Türkiye’nin NATO’ya girişi
İkinci Emperyalist Paylaşım Savaşı esnasında kendi çıkarları doğrultusunda ‘tarafsız’ kalmaya çalışan Türkiye açık bir tutum sergilemekten kaçındı. Hemen hemen bütün ülkelerle arayı iyi tutmaya çalışan, Hitler faşizmiyle gizli yazışmalarla ilişkiyi sürdüren Türk sermaye devleti savaşın sonlarına doğru çıkan sonucu değerlendirerek tutum aldı. Hitler faşizminin yenileceğinin açığa çıkmasıyla beraber ve dönemin kapitalist ülkelerince oluşturulan Birleşmiş Milletler’e girebilmek için Almanya’ya savaş ilan etti. Bunun savaşın bitmesine sayılı günler kalmasından kaynaklı pratik bir karşılığı yoktu.

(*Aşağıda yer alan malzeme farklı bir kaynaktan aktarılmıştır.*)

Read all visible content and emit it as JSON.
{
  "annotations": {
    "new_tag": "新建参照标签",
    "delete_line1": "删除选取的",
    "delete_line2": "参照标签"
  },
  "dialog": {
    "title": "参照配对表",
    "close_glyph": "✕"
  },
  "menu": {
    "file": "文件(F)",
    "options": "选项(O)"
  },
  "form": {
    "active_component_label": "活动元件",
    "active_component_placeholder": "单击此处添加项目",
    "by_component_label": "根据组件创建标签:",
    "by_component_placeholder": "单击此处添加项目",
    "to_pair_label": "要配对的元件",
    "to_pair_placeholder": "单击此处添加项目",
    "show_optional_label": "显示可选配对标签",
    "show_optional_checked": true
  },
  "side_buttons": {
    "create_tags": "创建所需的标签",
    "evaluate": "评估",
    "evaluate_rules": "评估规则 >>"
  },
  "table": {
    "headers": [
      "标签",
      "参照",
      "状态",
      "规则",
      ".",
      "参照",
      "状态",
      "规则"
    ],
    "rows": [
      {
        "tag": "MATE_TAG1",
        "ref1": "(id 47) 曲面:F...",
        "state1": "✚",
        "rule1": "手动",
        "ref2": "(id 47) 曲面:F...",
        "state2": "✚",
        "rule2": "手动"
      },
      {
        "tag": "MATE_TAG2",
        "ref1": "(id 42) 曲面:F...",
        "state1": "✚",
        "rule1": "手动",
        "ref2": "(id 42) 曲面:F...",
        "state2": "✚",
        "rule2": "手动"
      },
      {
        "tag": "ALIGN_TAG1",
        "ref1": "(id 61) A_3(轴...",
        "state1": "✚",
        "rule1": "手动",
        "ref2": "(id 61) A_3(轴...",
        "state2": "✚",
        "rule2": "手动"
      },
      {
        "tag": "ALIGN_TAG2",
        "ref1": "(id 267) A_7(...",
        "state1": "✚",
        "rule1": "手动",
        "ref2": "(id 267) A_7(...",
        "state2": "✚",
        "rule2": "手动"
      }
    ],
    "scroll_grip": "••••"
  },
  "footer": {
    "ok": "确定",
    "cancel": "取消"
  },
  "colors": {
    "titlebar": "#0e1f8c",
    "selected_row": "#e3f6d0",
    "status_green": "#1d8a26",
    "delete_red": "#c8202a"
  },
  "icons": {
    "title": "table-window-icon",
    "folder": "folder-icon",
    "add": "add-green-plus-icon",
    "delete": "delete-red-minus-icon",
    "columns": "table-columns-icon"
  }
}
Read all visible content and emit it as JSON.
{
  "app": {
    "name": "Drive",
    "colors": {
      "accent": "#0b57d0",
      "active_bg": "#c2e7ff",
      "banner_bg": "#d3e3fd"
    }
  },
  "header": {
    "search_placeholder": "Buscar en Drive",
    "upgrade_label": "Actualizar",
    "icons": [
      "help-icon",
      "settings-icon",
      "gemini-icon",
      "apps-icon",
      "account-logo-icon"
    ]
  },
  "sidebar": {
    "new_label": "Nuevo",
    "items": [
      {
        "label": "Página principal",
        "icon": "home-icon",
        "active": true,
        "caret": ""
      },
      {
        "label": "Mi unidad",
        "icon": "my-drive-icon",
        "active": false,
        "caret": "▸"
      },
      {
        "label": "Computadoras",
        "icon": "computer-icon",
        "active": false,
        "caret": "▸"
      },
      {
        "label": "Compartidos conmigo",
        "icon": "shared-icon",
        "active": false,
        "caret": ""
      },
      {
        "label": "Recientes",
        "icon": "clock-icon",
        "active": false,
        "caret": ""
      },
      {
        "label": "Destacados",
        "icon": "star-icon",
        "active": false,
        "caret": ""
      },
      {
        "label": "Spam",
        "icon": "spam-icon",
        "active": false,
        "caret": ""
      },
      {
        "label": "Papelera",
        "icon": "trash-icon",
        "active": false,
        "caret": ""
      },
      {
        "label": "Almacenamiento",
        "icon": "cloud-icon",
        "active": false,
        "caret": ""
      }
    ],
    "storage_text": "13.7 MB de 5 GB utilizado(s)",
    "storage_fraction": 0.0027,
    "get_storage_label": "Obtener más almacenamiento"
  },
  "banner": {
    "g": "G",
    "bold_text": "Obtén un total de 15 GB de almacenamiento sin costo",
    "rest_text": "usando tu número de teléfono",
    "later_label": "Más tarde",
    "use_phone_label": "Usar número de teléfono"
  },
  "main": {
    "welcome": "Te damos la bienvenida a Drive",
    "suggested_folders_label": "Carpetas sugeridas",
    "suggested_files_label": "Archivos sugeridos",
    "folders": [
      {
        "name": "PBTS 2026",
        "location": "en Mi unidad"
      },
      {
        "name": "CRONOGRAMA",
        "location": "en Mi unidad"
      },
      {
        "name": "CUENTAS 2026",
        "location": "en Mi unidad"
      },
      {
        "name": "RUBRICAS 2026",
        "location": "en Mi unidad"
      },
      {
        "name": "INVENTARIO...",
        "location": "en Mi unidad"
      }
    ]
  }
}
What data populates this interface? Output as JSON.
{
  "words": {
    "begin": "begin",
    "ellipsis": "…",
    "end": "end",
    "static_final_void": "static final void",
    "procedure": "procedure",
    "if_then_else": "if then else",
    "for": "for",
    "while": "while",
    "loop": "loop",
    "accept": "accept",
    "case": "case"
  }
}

ABD ve İngiltere’nin Almanya’ya savaş ilan etmeyen ülkeleri birliğe almayacaklarını açıklamalarından kaynaklı yapılmış bir manevraydı.
NATO’nun kurulmasıyla beraber Türkiye, kapitalist kamptaki yerini sağlamlaştırmak ve kampın emperyalist devletlerince korunmak için NATO’ya katılım başvurusunda bulundu, ancak reddedildi. Türk sermaye devleti bunun ardından uşaklıkta sınırların aşıldığı bir tutum alır. Kore’ye gerçekleştirilen emperyalist müdahaleye 500 asker istenmesine rağmen 5.000 asker gönderir. Bu savaşta Türkiye’den 721 asker ölür. Kore savaşının faturasında bunun dışında, 175 kayıp, 2147 yaralı, 234 esir, 346 hasta asker vardır. Türk burjuvazisinin işçi sınıfı ve emekçilere ödettiği bu ağır faturanın hemen ardından, sermaye devleti 1952’de NATO’ya alınır. NATO üyesi ülkelerin Türkiye’yi üyeliğe alırken, bu kanlı bedelden çok, Türk sermaye iktidarının aynı ‘bonkörlüğü’ sonrasında da yapacağını göz önünde bulundurduklarından kuşku yoktur.
Zaten üyelikten yedi ay sonra İzmir’de Müttefik Kara Kuvvetleri Karargahı (LANDSOUTHEAST) kurulmuş, karargahın başına ABD’li bir korgeneral getirilmiştir. Bu şekilde dünya jandarması NATO, üssünü kuracağı ve sürekli olarak savaş tehlikesi ve tehdidiyle seve seve yüz yüze olacak ülkeyi bulmuştur.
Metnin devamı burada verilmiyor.